Parameswaran Thankappan Nair, who came to Calcutta with a petty job and made his passion for the city his lifelong pursuit, passed away in his native Kerala on Tuesday afternoon.
He was 91 and is survived by his wife, a son and a daughter.
Nair was unwell for the past six months, his son Manoj Nair said over the phone from Chendamangalam in Kerala’s Ernakulam district. “He passed away at home. He was suffering from age-related ailments for the past six months,” Manoj said.
Fondly called Nair-da, Nair-babu or PT, he earned the epithet of “barefoot historian” of Calcutta because he went around and documented stories about various aspects of the city — its social life, police, institutions, communities and even roads.
Despite not being a professional historian, Nair would be among the few top historians to have worked on Calcutta, said historian Suranjan Das.
Nair was not just a historian. “He also captured the soul and spirit of Calcutta that very few others were able to do,” said Das, a former vice-chancellor of Calcutta University and Jadavpur University.
Some of his books are the most authentic sources of information on Calcutta.
Nair first arrived in the city in 1955 and started working as a stenotypist in a Dalhousie Square office. Son Manoj said Nair had worked with the Anthropological Survey of India and then freelanced and edited a publication.
Nair’s book A History of Calcutta’s Streets is among his more popular works and is widely consulted by historians, heritage experts and enthusiasts, writers and even government babus. He wrote on these subjects at a time few would write on them.
Some of his other books were about south Indians in Calcutta, the origins of Calcutta police and a biography of B.S. Kesavan, the first librarian of National Library.

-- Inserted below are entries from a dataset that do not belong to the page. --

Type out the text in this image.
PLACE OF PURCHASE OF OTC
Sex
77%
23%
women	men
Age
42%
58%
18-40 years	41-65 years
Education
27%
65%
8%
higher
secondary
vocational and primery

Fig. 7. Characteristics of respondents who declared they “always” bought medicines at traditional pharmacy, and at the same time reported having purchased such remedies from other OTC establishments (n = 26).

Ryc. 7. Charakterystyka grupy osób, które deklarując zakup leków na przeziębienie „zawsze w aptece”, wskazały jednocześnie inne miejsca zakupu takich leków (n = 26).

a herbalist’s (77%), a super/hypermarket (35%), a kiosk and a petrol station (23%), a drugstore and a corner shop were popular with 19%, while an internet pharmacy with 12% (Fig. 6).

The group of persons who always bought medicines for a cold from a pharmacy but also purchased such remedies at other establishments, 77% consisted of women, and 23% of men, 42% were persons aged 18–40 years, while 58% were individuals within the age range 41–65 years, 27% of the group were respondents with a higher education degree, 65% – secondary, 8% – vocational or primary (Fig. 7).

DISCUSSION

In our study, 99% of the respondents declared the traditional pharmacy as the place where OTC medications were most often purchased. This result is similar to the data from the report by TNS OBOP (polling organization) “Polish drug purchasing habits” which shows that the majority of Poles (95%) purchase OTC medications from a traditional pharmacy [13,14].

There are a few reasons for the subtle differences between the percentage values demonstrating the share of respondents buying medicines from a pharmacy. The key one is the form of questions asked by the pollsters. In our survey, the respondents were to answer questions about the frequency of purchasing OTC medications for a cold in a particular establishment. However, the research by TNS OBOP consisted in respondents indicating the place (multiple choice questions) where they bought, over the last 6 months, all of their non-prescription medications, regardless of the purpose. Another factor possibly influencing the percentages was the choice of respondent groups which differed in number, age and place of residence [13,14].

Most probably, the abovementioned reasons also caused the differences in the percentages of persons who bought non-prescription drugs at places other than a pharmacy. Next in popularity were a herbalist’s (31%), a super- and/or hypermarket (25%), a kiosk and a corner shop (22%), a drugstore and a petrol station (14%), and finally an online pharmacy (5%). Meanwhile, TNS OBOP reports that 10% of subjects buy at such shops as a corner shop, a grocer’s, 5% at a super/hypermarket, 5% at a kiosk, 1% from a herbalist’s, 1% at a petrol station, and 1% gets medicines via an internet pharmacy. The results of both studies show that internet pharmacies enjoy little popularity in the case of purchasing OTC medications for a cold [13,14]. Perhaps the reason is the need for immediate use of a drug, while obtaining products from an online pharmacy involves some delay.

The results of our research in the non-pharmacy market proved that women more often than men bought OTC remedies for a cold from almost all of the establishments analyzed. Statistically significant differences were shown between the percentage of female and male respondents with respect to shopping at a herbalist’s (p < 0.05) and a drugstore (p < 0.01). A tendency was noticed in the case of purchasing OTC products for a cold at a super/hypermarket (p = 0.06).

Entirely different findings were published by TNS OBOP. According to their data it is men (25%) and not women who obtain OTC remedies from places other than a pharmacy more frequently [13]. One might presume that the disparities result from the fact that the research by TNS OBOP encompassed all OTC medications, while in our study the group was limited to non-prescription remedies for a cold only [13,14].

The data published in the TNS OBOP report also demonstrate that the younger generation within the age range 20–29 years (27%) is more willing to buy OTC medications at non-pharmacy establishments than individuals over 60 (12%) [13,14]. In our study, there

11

“He came back to Kerala in 2018. Between then and when he fell ill six months back, he would follow what was happening in Calcutta. He continued to read a lot and would often cut and collect newspaper clippings of news from Calcutta,” Manoj said.
“My father never used a mobile phone or a computer.”
In Calcutta, Nair lived in a rented place in Bhowanipore’s Kansaripara. He had two rooms on the ground floor of a two-storey building.
“Nair handed over more than 8,000 books from his collection to the Kolkata Municipal Corporation in 1999-2000. The corporation paid him Rs 10 lakh for the books. He had a wonderful collection of books on Calcutta, history and law,” said Sasanka Banerjee, assistant director of Kolkata Museum at Town Hall, who was closely associated with Nair.